A commonly prescribed antidepressant may slow the progression of Alzheimer's disease, according to a recent study.

Researchers from the Washington University School of Medicine in St. Louis and the University of Pennsylvania found that antidepressants, such as citalopram, stopped the growth of plaques in a mouse model of the brain degenerative disease. And in young adults who were cognitively healthy, a single dose of the antidepressant lowered the production of amyloid beta, the primary ingredient in plaques, by 37 percent.

Amyloid beta is a protein produced by normal brain activity.

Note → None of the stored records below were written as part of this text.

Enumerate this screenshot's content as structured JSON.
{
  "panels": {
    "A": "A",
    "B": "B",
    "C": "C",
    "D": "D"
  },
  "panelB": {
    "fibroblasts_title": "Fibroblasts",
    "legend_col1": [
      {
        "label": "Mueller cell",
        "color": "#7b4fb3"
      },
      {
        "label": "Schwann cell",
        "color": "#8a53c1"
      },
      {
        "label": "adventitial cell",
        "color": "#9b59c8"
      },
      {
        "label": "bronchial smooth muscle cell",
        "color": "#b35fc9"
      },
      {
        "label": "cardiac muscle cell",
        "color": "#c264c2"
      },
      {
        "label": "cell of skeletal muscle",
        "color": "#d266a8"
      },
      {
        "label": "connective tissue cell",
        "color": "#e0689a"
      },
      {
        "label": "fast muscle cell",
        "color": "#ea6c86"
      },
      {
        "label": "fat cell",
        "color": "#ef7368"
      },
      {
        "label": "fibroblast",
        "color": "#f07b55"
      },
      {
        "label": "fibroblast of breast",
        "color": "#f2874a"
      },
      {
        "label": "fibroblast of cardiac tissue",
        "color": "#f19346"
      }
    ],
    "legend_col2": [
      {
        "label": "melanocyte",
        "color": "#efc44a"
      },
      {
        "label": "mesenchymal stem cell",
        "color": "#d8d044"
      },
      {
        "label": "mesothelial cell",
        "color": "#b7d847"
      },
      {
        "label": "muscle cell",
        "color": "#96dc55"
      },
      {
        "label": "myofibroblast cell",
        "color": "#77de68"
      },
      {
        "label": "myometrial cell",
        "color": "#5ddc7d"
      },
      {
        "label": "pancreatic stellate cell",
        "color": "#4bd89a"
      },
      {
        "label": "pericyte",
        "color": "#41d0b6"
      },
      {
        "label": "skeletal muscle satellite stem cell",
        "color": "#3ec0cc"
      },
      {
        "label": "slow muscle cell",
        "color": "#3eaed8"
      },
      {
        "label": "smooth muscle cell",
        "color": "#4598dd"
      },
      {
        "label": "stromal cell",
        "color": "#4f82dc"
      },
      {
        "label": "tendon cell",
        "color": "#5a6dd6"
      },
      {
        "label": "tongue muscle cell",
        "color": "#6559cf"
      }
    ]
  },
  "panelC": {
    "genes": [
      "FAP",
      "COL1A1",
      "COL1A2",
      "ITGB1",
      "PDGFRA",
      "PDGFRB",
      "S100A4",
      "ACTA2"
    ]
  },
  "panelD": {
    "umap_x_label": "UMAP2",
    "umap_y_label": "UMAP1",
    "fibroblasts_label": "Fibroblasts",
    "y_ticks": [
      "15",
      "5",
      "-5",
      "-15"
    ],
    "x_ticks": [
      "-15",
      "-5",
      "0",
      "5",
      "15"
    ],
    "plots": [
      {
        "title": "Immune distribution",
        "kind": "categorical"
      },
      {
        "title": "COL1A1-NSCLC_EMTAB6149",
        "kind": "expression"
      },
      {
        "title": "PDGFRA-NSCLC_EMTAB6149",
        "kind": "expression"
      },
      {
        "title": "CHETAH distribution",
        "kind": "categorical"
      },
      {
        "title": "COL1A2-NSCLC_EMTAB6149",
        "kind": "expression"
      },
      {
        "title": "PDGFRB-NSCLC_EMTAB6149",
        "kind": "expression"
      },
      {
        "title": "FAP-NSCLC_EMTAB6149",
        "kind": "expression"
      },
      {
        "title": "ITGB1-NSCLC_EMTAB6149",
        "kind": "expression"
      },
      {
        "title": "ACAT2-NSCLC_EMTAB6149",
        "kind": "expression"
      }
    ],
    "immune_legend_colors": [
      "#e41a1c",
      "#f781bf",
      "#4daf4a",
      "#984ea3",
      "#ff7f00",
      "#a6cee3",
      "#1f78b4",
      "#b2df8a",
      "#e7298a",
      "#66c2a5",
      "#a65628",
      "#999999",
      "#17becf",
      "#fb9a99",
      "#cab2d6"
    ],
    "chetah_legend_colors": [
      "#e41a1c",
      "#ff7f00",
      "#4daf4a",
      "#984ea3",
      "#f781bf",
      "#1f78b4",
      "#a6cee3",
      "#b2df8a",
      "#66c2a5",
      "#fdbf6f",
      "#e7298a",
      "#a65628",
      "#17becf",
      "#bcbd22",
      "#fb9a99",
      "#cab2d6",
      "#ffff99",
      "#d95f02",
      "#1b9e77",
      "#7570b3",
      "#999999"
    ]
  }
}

Levels of this protein rise in the brains of patients with Alzheimer's, causing it to clump together into plaques. Plaques also are sometimes present in cognitively normal brains.

"Antidepressants appear to be significantly reducing amyloid beta production, and that's exciting," John Cirrito, senior author of the study and assistant professor of neurology at Washington University, said in a statement. "But while antidepressants generally are well tolerated, they have risks and side effects. Until we can more definitively prove that these drugs help slow or stop Alzheimer's in humans, the risks aren't worth it. There is still much more work to do."

For the study, the team gave citalopram to older mice with brain-plaques. They used a technique called two-photon imaging to track the growth of Alzheimer's-like plaque in the mice for 28 days. Giving the mice the antidepressant stopped the growth of existing plaques and reduced the formation of new plaques by 78 percent.

In a second experiment, , the scientists gave a single dose of citalopram to 23 people ages 18 to 50 who were not cognitively impaired or depressed. Samples of spinal fluid taken from the participants over the next 24 hours showed a 37 percent drop in amyloid beta production.

The findings were recently published in Science Translational Medicine.